Opinion

Global warming in the hot seat

Scientists have lost the public’s trust. They need to earn it back.

In November 2009, hackers released of thousands of confidential e-mails from the Climatic Research Unit (CRU) of the University of East Anglia. Although the e-mails did not reveal scientific fraud or the fabrication of scientific evidence (as recently concluded in a partial decision by an internal review board) they did suggest that researchers at the CRU had become partisan in their support of the anthropogenic global warming hypothesis.

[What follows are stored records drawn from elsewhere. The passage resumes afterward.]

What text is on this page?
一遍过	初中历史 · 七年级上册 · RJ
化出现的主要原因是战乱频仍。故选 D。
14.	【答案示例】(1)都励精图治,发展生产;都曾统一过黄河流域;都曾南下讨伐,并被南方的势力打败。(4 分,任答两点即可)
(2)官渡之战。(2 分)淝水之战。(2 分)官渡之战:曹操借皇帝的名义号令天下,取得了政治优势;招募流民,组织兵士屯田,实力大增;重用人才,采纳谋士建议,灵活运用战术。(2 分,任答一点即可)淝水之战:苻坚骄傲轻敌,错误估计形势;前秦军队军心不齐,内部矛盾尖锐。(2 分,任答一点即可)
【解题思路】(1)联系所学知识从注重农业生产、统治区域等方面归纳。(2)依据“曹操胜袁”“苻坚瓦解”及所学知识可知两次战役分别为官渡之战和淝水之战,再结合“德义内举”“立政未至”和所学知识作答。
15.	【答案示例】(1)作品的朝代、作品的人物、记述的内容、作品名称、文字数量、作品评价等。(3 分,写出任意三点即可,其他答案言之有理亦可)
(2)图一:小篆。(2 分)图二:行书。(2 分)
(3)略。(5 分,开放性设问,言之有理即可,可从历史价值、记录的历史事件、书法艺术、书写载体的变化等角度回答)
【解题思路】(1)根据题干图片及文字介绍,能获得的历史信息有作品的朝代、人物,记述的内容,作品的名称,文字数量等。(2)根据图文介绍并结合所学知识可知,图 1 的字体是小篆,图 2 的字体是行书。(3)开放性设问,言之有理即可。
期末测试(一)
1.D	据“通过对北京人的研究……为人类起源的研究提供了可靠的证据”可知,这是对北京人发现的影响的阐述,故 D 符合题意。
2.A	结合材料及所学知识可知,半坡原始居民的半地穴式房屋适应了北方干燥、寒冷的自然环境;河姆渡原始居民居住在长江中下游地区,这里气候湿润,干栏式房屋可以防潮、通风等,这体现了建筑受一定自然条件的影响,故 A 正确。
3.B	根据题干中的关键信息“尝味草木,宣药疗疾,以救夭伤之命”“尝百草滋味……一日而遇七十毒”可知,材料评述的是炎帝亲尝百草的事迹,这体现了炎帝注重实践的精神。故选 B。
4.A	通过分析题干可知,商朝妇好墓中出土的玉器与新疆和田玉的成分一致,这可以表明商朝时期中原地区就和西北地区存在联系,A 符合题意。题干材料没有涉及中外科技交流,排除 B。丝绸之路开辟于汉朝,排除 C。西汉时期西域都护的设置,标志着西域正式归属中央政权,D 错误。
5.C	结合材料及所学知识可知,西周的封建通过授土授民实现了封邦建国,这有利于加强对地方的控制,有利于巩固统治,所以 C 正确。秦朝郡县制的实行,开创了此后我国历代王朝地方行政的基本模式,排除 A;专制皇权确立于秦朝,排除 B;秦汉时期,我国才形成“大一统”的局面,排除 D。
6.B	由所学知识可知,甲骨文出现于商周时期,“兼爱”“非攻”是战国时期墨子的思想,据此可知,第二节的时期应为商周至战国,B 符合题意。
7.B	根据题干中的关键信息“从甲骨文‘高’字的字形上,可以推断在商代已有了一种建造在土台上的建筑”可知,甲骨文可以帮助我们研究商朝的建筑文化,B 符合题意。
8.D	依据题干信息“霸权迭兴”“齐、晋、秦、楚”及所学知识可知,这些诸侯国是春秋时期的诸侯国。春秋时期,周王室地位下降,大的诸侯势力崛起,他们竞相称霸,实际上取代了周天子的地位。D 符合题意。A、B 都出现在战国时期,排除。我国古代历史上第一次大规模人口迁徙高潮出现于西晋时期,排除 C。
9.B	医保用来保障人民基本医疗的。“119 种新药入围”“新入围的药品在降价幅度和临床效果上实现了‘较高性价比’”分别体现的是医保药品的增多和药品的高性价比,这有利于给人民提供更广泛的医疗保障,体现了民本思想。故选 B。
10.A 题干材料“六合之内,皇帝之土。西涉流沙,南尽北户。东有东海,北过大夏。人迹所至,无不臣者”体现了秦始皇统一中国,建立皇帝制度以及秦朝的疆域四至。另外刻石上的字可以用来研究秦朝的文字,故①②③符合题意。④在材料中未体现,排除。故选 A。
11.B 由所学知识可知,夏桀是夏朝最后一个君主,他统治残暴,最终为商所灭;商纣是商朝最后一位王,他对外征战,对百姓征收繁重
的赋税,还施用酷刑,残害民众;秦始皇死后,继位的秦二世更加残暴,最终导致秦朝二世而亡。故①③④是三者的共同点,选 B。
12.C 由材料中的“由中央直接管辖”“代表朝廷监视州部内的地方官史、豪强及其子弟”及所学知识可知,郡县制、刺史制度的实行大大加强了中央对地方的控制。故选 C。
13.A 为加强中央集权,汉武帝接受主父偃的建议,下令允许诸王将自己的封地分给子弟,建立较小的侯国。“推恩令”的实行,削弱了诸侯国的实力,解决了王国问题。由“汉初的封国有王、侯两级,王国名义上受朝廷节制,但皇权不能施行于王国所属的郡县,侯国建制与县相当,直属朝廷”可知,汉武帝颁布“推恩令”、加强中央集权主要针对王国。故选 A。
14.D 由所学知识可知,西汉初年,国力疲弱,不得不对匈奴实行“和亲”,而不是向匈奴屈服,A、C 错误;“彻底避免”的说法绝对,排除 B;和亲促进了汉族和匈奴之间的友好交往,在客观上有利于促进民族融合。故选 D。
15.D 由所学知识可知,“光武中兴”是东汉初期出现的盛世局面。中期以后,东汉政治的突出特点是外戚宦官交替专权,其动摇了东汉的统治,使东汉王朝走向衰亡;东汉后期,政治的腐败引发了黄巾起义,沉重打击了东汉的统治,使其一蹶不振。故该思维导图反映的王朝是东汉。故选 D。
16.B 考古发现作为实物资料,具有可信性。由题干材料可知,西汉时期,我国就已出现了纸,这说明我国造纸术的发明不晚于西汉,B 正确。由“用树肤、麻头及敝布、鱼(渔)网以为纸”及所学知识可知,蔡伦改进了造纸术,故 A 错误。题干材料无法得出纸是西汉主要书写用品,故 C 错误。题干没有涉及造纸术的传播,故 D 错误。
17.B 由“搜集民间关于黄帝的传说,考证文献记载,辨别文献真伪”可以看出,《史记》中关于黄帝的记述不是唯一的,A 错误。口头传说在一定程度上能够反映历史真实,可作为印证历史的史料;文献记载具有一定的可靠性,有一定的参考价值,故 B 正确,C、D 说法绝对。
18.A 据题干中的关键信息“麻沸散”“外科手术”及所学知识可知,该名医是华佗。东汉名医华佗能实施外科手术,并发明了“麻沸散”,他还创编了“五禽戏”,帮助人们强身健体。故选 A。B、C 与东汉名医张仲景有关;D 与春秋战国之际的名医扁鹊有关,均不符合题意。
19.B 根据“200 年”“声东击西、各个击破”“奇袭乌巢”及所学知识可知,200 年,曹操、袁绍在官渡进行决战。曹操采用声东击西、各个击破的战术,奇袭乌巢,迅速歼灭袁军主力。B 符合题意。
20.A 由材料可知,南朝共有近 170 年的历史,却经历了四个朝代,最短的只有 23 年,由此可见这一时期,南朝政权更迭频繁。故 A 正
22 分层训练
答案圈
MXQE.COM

Given the considerable politicization of climate change science, it is hard not to sympathize with the researchers quoted in the e-mails. Scientists, by virtue of their technical know-how, are often forced to act not only as researchers, but also as the public defenders of their research, responsible for translating their findings and converting scientific consensus into public consensus. It is difficult to integrate the scientific method, which pursues the truth through a process of hypothesis and experimentation, with political processes, which are adversarial in nature and pursue the truth through the clash of opposing viewpoints. Acting as a researcher is fundamentally different from acting as an intermediary to laymen. This dual role is dangerous, and on display in the e-mails is a failure to disassociate the scientist’s role as advocate from his role as researcher.

Some of the activities revealed in the e-mails are decidedly unscientific. Attempting to delete records so that they remain hidden from a Freedom of Information Act request falls well outside the bounds of acceptable. For the scientists in question, their only saving grace seems to be that they failed in their attempt. But most of the activities revealed in the e-mails fall within a gray area of scientific conduct. Choosing to represent a data set in a given way could be done as a matter of convenient presentation, or as a deliberate means of encouraging a desired, but unsupported, conclusion. Blacklisting a research journal or criticizing a peer-reviewed paper may result from personal bias, or a legitimate belief that the journal or paper is poor.

It is in this gray area that politicized science is most troublesome. A clear violation, such as deleting data, can be policed. But we must continue to rely on the discretion of scientists to perform peer review and filter data for public consumption.

There is a temptation on the part of scientists to take their position for granted. But while it may be true that the scientist’s role as medium between technical data and layperson understanding is established by default — the scientist is the only one who has the expertise to perform such a role — public trust of the scientist in that role is not automatically given; it must be earned. There must be faith that scientists are not tipping the scales of research so as to make it easier to advocate a particular position. Though they have not committed fraud, the researchers at CRU have shown themselves unworthy of that trust.

This is unfortunate, because the climate debate is now entering a phase where that trust is needed most. The policy question at hand is not whether global warming exists, but the extent to which it should be mitigated. We are not faced with an either-or ultimatum, but rather a spectrum of possible actions. Should we implement a carbon tax, we would like to know whether the price of carbon should be $20 per ton or $40. Should we implement a cap-and-trade system, we would like to know how many permits should be allowed. To make such policy decisions, we need to understand not only the science of climate change, but also its economics, the costs and benefits of reducing carbon emissions. The first-stab attempts at such estimates have been deliberately manipulated to produce politically desired results. The Stern Review, for example, monkeyed around with the parameters surrounding time discounting to give greater weight to the harm caused by global warming. Future reports may prove less biased than Stern’s, but will still face the daunting task of having to justify the use of a particular set of parameters.

This fight is contentious enough without mistrust of the underlying science being added to the mix. We face a long and difficult debate that requires not only the resolution of many difficult scientific questions, but also the reconciliation of the different risk profiles, long-term discounting rates, and equality preferences of many heterogeneous constituencies, not all of whom will ultimately benefit from carbon mitigation. If we are to succeed, we must take every action to ensure that climate research does not unfairly quash dissenting views. In the case of CRU, we must remove any researcher who attempted to circumvent the Freedom of Information Act. For other research units, such as ours at MIT, we must take care to foster a research environment that is tolerant of dissent and does not institutionalize a prejudice against climate change skepticism. That may seem unfair, especially when others do not constrain themselves to follow the same rules. But if science is going to effectively support policy, that is the standard we must hold ourselves to.